The first same-sex weddings in the District of Columbia are being performed Tuesday.
The city is now the sixth jurisdiction in the county in which such marriages can be performed — joining Connecticut, Iowa, Massachusetts, New Hampshire and Vermont.
More than 300 same-sex couples have applied for a license since the application process began Wednesday.
The 13-member D.C. Council voted in December in favor of the Marriage Equality Act.
Opponents of such marriages tried several ways to stop the legislation, including an unsuccessful, last-minute attempt to get the U.S. Supreme Court to issue a temporary injunction.
They said D.C. residents should vote on the legislation, not the council. However, Chief Justice John G. Roberts Jr. said voters will have the right to challenge the legislation in D.C. courts and pointed out that Congress declined to stop the law from taking effect.
The D.C. Court of Appeals in late February unanimously rejected the case.
Republicans in Congress have said they lacked the votes to oppose the legislation successfully.
More than 100 couples are expected to pick-up their licenses and marry Tuesday.
Among the first were Angelisa Young, 47, and Sinjoyla Townsend, 41. They were the first couple in line Wednesday to apply for a license.
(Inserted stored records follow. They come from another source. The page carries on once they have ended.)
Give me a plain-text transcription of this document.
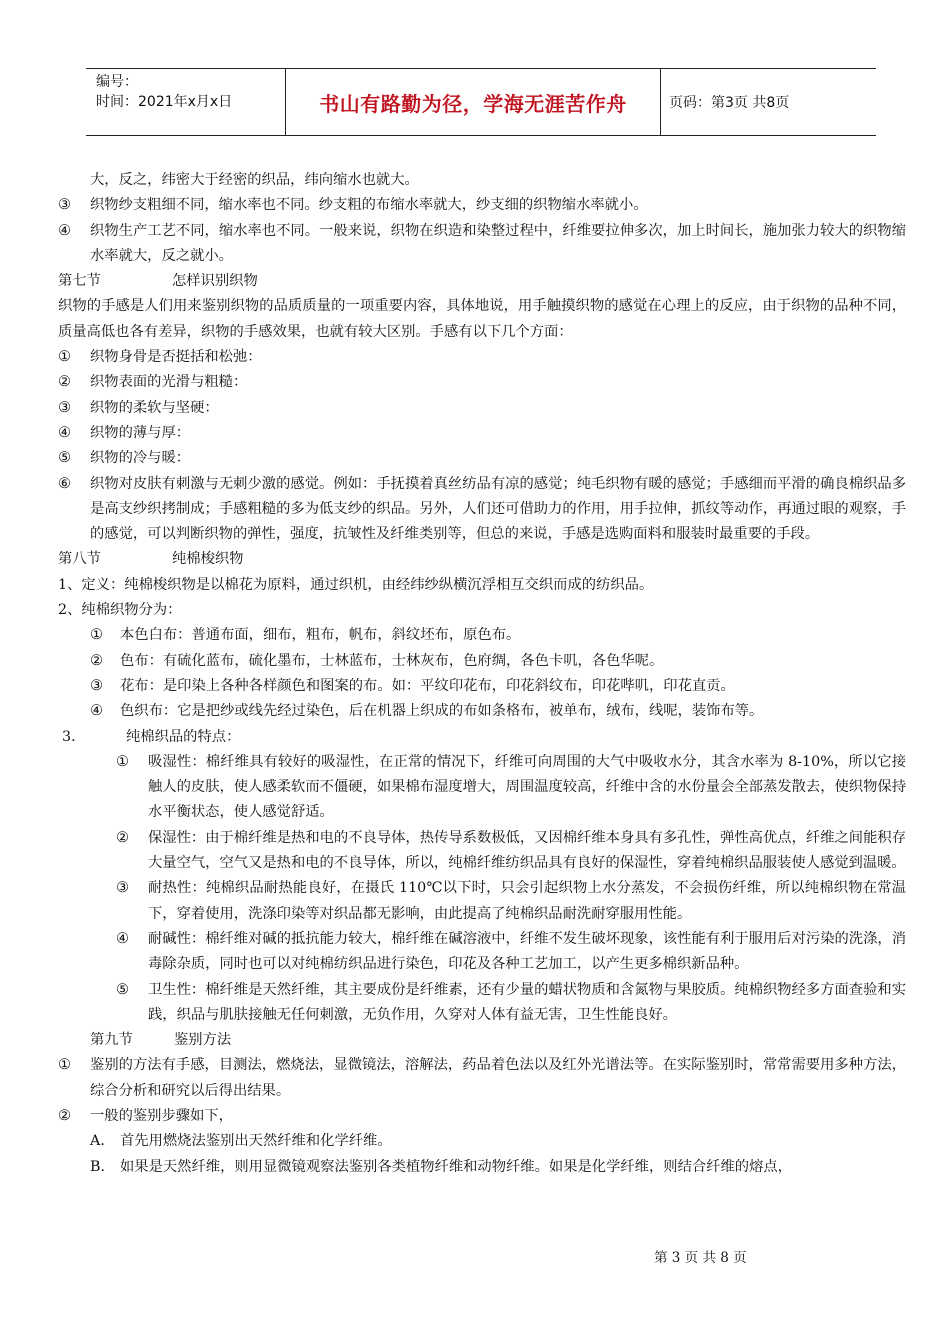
编号：
时间：2021年x月x日	书山有路勤为径，学海无涯苦作舟	页码：第3页 共8页

大，反之，纬密大于经密的织品，纬向缩水也就大。

③	织物纱支粗细不同，缩水率也不同。纱支粗的布缩水率就大，纱支细的织物缩水率就小。
④	织物生产工艺不同，缩水率也不同。一般来说，织物在织造和染整过程中，纤维要拉伸多次，加上时间长，施加张力较大的织物缩水率就大，反之就小。
第七节	怎样识别织物

织物的手感是人们用来鉴别织物的品质质量的一项重要内容，具体地说，用手触摸织物的感觉在心理上的反应，由于织物的品种不同，质量高低也各有差异，织物的手感效果，也就有较大区别。手感有以下几个方面：

①	织物身骨是否挺括和松弛：
②	织物表面的光滑与粗糙：
③	织物的柔软与坚硬：
④	织物的薄与厚：
⑤	织物的冷与暖：
⑥	织物对皮肤有刺激与无刺少激的感觉。例如：手抚摸着真丝纺品有凉的感觉；纯毛织物有暖的感觉；手感细而平滑的确良棉织品多是高支纱织拷制成；手感粗糙的多为低支纱的织品。另外，人们还可借助力的作用，用手拉伸，抓纹等动作，再通过眼的观察，手的感觉，可以判断织物的弹性，强度，抗皱性及纤维类别等，但总的来说，手感是选购面料和服装时最重要的手段。
第八节	纯棉梭织物

1、定义：纯棉梭织物是以棉花为原料，通过织机，由经纬纱纵横沉浮相互交织而成的纺织品。

2、纯棉织物分为：

①	本色白布：普通布面，细布，粗布，帆布，斜纹坯布，原色布。
②	色布：有硫化蓝布，硫化墨布，士林蓝布，士林灰布，色府绸，各色卡叽，各色华呢。
③	花布：是印染上各种各样颜色和图案的布。如：平纹印花布，印花斜纹布，印花哔叽，印花直贡。
④	色织布：它是把纱或线先经过染色，后在机器上织成的布如条格布，被单布，绒布，线呢，装饰布等。
3．	纯棉织品的特点：
①	吸湿性：棉纤维具有较好的吸湿性，在正常的情况下，纤维可向周围的大气中吸收水分，其含水率为 8-10%，所以它接触人的皮肤，使人感柔软而不僵硬，如果棉布湿度增大，周围温度较高，纤维中含的水份量会全部蒸发散去，使织物保持水平衡状态，使人感觉舒适。
②	保湿性：由于棉纤维是热和电的不良导体，热传导系数极低，又因棉纤维本身具有多孔性，弹性高优点，纤维之间能积存大量空气，空气又是热和电的不良导体，所以，纯棉纤维纺织品具有良好的保湿性，穿着纯棉织品服装使人感觉到温暖。
③	耐热性：纯棉织品耐热能良好，在摄氏 110℃以下时，只会引起织物上水分蒸发，不会损伤纤维，所以纯棉织物在常温下，穿着使用，洗涤印染等对织品都无影响，由此提高了纯棉织品耐洗耐穿服用性能。
④	耐碱性：棉纤维对碱的抵抗能力较大，棉纤维在碱溶液中，纤维不发生破坏现象，该性能有利于服用后对污染的洗涤，消毒除杂质，同时也可以对纯棉纺织品进行染色，印花及各种工艺加工，以产生更多棉织新品种。
⑤	卫生性：棉纤维是天然纤维，其主要成份是纤维素，还有少量的蜡状物质和含氮物与果胶质。纯棉织物经多方面查验和实践，织品与肌肤接触无任何刺激，无负作用，久穿对人体有益无害，卫生性能良好。
第九节	鉴别方法
①	鉴别的方法有手感，目测法，燃烧法，显微镜法，溶解法，药品着色法以及红外光谱法等。在实际鉴别时，常常需要用多种方法，综合分析和研究以后得出结果。
②	一般的鉴别步骤如下，
A． 首先用燃烧法鉴别出天然纤维和化学纤维。
B． 如果是天然纤维，则用显微镜观察法鉴别各类植物纤维和动物纤维。如果是化学纤维，则结合纤维的熔点，
第 3 页 共 8 页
On Tuesday, they were the first to marry at the Human Rights Campaign headquarters in downtown Washington.
Several nondenominational services are scheduled for later today at the organization, which does advocacy work on gay, lesbian and transgender issues. Other ceremonies were planned throughout the day.
D.C. churches are exempt from having to perform same-sex wedding ceremonies.
The Catholic Charities of the Archdiocese of Washington does not support the marriages.
The group last week stopped adding employee spouses to its benefits plan. Catholic Charities had asked the city for an exemption, saying it would allow religious organizations to continue to serve without violating their faith.
Archdiocese spokeswoman Susan Gibbs said Tuesday the change allows the agency to continue to serve the city’s nearly 70,00 needy residents, to meet the new D.C. city requirements and to remain consistent with our Catholic teaching.
The D.C. Council vote was 11-2, with yes votes from the two openly gay members — David A. Catania, at-large independent, and Jim Graham, Ward 1 Democrat. Council members Marion Barry, Ward 8 Democrat, and Yvette Alexander, Ward 7 Democrat, voted no. Mayor Adrian M. Fenty, a Democrat, promptly signed the bill.
Same-sex marriage was approved last year in California, but the law later was struck down by a voter referendum, as was a similar measure in Maine.